Exclusive: Kew Media shares fall again as private equity explore options

Line of Duty

Private equity companies have emerged as the most likely to buy Line Of Duty distributor Kew Media Group (KMG), which saw its shares fall another 20% yesterday after the company defaulted on its credit facility.

Kew initiated a strategic review of the business last week, admitting the company could be split up or sold and confirming the exit of its chief financial officer Geoff Webb, who left the business after some of his reports had contained “inaccurate information regarding working capital,” according to the Canadian firm.

The Peter Sussman and Steven Silver-led outfit then announced on Monday that lenders had provided notice of an event of default under its senior credit facilities, which Kew said was due to the “inaccurate information” provided to them by the former CFO.

The senior lenders, Kew added, “had not taken action to enforce or accelerate” following the default and the Line Of Duty distributor said it “continues to discuss its short-term liquidity requirements.”

Peter Sussman

That did not placate markets however, with shares falling a further 20% yesterday to C$1.53 ($1.17), down from the C$6.14 they were worth six weeks ago, prior to disappointing third-quarter figures released in mid-November.

The slump values Kew – which owns companies including Content Media Corp, Bristow Global Media, Frantic Films, TCB Media Rights and Sienna Films – at just over C$21m.

Sources have told TBI that the most likely buyers of KMG will be private equity investors, which will likely take the outfit off the stock market and restructure its operations.

Others have suggested individual companies could look to buy themselves out, although it is unclear whether Kew’s financial structure could allow that.

Kew, which has named former Metro Goldwyn Mayer exec Michael Corrigan as interim CFO, has already received “expressions of interest” from a number of parties with a special committee of independent directors examining options for the company going forwards.

That could include a sale of part or all of the company, a merger or new capital initiatives, it said, adding that it “is actively engaging in discussions regarding a number of potential transactions.”
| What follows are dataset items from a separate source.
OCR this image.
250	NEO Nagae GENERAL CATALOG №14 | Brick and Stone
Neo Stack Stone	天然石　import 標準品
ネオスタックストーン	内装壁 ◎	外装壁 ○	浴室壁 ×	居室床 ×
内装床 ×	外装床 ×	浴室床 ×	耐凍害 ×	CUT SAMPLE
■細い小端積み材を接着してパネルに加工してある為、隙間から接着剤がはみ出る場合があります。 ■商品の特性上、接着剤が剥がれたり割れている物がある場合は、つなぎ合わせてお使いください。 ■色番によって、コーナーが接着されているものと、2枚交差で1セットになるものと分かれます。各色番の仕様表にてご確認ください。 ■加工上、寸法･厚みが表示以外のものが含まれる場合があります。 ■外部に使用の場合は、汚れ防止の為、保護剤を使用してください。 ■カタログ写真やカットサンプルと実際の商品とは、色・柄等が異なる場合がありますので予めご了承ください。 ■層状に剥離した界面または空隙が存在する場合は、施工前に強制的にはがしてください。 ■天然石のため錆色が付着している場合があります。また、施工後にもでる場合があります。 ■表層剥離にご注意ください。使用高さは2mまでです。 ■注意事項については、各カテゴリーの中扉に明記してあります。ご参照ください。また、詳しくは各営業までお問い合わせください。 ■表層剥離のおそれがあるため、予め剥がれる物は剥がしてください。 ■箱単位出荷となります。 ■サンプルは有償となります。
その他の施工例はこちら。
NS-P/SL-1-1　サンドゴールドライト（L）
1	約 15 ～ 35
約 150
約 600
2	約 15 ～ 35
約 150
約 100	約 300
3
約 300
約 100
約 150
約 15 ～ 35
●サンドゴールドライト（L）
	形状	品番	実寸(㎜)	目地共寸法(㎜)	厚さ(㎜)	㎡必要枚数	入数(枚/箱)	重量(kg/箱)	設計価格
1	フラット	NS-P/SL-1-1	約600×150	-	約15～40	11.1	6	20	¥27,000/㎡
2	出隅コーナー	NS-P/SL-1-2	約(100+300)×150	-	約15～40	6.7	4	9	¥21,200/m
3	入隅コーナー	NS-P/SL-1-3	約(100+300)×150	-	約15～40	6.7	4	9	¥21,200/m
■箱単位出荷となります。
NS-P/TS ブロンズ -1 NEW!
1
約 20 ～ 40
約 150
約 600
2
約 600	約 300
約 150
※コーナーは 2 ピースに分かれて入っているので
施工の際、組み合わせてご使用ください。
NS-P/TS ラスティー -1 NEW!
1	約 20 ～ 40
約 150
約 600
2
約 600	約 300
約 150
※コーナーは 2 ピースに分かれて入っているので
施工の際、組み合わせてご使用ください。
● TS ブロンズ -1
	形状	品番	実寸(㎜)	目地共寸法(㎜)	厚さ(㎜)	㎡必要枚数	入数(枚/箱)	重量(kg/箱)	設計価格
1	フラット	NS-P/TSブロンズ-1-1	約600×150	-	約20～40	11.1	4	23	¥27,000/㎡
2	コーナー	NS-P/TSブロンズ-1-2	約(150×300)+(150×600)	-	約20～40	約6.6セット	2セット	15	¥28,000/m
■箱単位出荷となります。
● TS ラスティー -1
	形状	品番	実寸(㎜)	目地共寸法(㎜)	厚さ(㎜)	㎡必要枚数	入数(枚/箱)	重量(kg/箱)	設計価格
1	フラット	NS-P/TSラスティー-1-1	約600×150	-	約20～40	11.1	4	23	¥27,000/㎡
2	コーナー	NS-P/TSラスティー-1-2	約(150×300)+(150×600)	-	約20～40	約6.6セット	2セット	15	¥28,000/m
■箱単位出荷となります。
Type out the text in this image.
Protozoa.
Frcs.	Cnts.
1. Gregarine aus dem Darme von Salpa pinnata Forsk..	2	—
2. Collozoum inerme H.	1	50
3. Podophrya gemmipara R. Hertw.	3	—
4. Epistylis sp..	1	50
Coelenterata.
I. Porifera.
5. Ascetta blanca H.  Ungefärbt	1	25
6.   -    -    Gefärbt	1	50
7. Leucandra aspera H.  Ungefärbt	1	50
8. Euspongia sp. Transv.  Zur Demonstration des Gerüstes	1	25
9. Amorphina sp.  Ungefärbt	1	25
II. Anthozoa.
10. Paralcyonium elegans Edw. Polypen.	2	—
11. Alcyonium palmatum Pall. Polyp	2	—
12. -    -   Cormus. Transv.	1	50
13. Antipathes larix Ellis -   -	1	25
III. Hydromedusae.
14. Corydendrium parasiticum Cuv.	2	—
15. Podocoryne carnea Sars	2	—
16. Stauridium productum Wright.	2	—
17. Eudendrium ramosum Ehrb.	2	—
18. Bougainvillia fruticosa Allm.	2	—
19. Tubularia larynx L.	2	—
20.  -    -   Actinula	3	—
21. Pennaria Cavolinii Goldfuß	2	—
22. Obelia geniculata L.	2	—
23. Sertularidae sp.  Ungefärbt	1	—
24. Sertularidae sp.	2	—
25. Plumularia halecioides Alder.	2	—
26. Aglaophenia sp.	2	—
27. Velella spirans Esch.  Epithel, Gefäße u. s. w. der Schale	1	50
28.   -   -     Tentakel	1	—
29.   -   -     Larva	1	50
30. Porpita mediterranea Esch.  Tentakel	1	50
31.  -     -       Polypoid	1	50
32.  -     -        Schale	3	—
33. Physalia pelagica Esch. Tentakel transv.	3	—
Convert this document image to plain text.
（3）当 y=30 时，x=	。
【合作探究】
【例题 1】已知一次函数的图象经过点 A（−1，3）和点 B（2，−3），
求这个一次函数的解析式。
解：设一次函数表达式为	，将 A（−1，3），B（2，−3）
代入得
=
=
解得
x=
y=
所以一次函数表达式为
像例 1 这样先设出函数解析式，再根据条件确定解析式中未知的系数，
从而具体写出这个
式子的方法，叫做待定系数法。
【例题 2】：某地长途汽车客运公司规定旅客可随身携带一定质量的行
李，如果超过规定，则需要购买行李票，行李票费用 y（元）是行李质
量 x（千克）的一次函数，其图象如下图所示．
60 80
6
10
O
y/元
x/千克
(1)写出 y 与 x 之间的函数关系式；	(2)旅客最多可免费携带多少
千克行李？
Kew was launched by Sussman and Silver in 2017, using an investment vehicle to acquire Content Media Corp and six other producers for a combined C$104.1m. It has since added TCB and Sienna to its ranks and also has stakes in Two Rivers Media and Awesome Media & Entertainment.

The company has offices in LA, New York, London, Sydney and Toronto, with 2,000 hours of content developed and produced each year. It also oversees a library in excess of 14,000 hours.

Kew has been contacted for comment.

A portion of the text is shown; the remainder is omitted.